Is there a lot of overhead in excluding nearly all of the data in a document when querying a mongo database?
For example, in the case where I only want field1 and field2, for a collection with a document structure of:
{
"field1" : 1
"field2" : true
"field3" : ["big","array",...]
"field4" : ["another","big","array",...]
}
would I benefit more from:
Note: The inefficiency of saving the same data twice isn't a concern for me as much as the efficiency of querying the data
Many thanks!
Projection is somewhat similar to using column names explicitly in SQL, so it seems a little counter-intuitive to ask if returning smaller amount of data would incur overhead over returning larger amount of data (full document).

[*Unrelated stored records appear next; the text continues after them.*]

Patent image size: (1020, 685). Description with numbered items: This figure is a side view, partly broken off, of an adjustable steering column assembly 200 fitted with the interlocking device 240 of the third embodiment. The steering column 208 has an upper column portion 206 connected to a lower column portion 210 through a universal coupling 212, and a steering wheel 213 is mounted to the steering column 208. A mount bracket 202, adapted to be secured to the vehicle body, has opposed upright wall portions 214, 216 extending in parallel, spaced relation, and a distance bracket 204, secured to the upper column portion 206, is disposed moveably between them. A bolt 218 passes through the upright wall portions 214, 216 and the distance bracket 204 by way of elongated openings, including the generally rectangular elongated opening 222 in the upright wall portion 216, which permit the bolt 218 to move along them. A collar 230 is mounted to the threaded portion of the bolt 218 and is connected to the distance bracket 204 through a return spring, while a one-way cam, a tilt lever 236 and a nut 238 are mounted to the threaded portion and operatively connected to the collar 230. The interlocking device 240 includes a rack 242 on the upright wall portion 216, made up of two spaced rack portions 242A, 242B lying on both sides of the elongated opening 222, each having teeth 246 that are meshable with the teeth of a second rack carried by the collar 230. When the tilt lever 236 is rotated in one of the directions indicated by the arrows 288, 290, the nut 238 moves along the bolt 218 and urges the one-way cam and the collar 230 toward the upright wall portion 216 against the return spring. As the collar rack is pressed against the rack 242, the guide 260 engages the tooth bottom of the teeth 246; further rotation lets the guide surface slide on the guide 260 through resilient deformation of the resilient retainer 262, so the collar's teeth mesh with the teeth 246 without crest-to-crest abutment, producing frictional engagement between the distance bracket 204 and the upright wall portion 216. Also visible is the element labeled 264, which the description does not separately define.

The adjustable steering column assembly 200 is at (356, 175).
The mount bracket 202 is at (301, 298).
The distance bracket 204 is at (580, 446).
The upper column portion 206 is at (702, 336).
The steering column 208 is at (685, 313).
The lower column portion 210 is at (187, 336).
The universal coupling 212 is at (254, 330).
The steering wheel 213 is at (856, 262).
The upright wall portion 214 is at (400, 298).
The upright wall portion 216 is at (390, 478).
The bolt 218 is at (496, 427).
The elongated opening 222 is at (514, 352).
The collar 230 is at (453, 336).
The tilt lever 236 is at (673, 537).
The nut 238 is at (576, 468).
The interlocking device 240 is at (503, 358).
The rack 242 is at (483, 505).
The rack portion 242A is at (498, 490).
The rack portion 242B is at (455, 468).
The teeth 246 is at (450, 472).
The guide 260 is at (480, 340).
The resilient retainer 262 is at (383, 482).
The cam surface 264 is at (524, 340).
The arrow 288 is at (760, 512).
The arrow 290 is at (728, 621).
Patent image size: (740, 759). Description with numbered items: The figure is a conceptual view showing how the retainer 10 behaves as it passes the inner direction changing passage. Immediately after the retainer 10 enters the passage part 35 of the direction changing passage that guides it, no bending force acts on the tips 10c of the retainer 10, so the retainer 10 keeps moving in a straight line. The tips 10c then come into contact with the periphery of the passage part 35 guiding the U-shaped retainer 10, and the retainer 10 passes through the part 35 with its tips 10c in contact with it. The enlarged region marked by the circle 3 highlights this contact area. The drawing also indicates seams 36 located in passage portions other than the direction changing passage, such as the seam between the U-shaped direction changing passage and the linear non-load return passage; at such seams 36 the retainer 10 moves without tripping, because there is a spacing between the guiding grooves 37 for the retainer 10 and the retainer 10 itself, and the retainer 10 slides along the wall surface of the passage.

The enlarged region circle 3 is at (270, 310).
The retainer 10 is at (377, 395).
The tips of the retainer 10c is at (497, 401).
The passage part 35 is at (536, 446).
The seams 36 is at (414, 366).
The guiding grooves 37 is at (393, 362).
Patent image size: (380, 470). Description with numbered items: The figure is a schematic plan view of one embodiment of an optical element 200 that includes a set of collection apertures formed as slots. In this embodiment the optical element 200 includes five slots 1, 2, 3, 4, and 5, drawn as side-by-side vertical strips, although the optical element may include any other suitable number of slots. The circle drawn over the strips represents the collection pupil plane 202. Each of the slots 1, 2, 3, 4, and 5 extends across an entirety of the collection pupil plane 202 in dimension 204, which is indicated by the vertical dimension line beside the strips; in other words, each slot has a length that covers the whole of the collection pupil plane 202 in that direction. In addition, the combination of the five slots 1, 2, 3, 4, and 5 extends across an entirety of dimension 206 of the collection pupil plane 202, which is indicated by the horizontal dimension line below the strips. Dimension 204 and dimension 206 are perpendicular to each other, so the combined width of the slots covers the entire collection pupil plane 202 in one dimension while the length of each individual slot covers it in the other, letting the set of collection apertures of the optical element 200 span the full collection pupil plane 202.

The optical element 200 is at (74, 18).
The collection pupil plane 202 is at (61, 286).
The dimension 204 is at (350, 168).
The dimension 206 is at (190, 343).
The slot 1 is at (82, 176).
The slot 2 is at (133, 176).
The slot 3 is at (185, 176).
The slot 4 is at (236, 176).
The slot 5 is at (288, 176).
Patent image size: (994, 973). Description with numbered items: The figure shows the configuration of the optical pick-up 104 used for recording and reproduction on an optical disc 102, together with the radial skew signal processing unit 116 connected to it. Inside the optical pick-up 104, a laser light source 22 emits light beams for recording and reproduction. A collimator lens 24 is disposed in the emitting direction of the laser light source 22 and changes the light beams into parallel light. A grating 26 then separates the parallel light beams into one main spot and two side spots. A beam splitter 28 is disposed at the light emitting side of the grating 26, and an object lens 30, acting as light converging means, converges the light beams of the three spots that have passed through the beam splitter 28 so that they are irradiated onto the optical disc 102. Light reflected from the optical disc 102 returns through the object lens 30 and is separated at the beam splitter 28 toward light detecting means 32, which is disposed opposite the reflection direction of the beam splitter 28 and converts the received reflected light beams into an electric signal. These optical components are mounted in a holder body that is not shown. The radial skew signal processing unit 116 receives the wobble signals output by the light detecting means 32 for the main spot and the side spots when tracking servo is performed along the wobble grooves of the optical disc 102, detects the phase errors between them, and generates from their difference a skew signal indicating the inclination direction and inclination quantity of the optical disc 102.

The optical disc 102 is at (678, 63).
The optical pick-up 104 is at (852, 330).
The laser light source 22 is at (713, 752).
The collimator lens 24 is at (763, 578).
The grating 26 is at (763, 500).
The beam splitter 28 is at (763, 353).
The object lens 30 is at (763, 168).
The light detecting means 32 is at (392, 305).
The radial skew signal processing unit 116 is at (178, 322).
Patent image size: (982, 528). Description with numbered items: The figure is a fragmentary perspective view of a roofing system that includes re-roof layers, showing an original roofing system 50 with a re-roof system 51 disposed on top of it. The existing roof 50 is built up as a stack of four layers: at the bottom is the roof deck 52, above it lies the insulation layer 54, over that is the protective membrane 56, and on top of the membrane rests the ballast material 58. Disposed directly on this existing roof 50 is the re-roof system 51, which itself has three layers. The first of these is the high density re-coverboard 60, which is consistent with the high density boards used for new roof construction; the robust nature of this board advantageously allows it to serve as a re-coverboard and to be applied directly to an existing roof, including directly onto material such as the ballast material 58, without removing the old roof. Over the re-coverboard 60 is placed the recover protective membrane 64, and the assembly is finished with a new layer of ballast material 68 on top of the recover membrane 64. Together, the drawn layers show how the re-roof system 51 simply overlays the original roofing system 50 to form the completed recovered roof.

So you have to find the document (depending on how you .find() it may be fast or slow) but returning only first two fields of the document rather than all the fields (complete document) would make it faster not slower.
Having a second collection may only benefit if you are concerned about your collection fitting into RAM. If the documents in the duplicate collection are much smaller then they can presumably fit into a smaller amount of total RAM decreasing a chance that a page will need to be swapped in from disk. However, if you are writing to this collection as well as original collection then you have to have a lot more data in RAM than if you just have the original collection.
So while the intricate details may depend on your individual set-up, the general answer would probably be 2. you will benefit more from using projection and only returning the two fields you need.